Produced to mark the twentieth anniversary of the Tiananmen Square uprising, Lucy Caldwell's play viewed the conflict from the perspective of an idealistic student Kai-Liang (David Tse) focusing on his youth when he was finishing his education and unwittingly became involved. Young Kai-Liang (David Lee) never had any political aspirations - all he wanted was to complete his studies and get a good job. He met and fell in love with a pretty girl, Chang Li (Ping Ping Wong), who invited him to several activist meetings, but never told him that everyone would be involved in full-scale anti-government demonstrations. The actual uprising was presented as something spontaneous, a protest that turned into a large-scale march as student groups coagulated to make a large throng in Tiananmen Square.
 
The authorities' reaction, as we all remember, was swift and brutal. They fired on an unarmed crowd in the belief that it would be the quickest way to disperse them. Caldwell dramatized the events of that fateful day using Young Kai-Liang's up-to-the-minute reactions, contrasted with the older Kai-Liang's reflections on the whole event. The sequence was given greater immediacy by means of extracts from Kate Adie's eye-witness account for BBC News, as she saw innocent people being mown down in cold blood.
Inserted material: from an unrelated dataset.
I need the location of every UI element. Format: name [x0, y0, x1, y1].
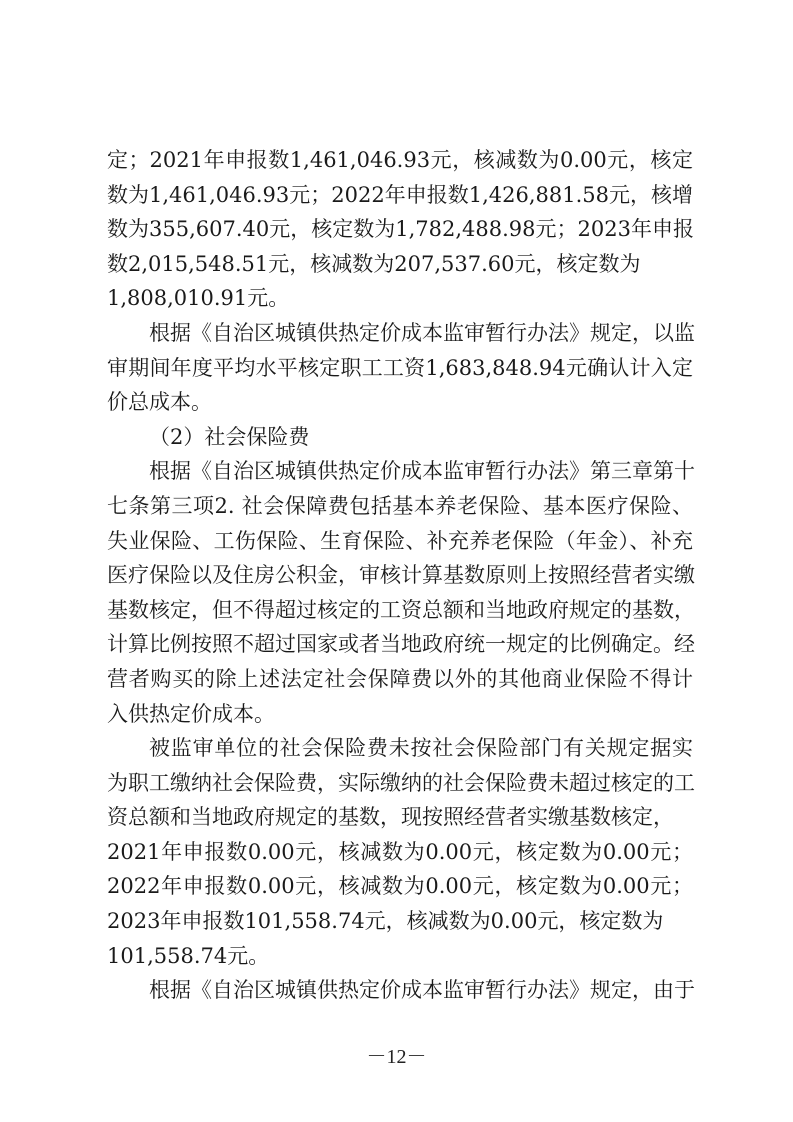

No one expected the government to be quite so brutal - not least the students, who believed (quite wrongly) that the People's Republic of China wanted to open itself up to the world by permitting a limited amount of freedom of expression.
 
However history has a way of taking the sting out of any event, even a massacre. The older Kai-Liang was well aware of this as he retold the tale of the fateful events of June 1989 in an attempt to remind those who were not old enough of the importance of the event in modern Chinese history. More significantly Caldwell's play forced us to reflect on the extent to which the People's Republic has changed since then. Despite major international events such as the Beijing Olympics, there still remains an underlying reluctance to tolerate diversity of opinion. Journalists were kept within strict reporting boundaries; some parts of the country were designated no-go areas. Even today the government will not take responsibility for what happened in 1989; it is diplomatically described as "a mistake." Heather Larmour's production revealed that the 'mistake' had calamitous consequences for everyone involved.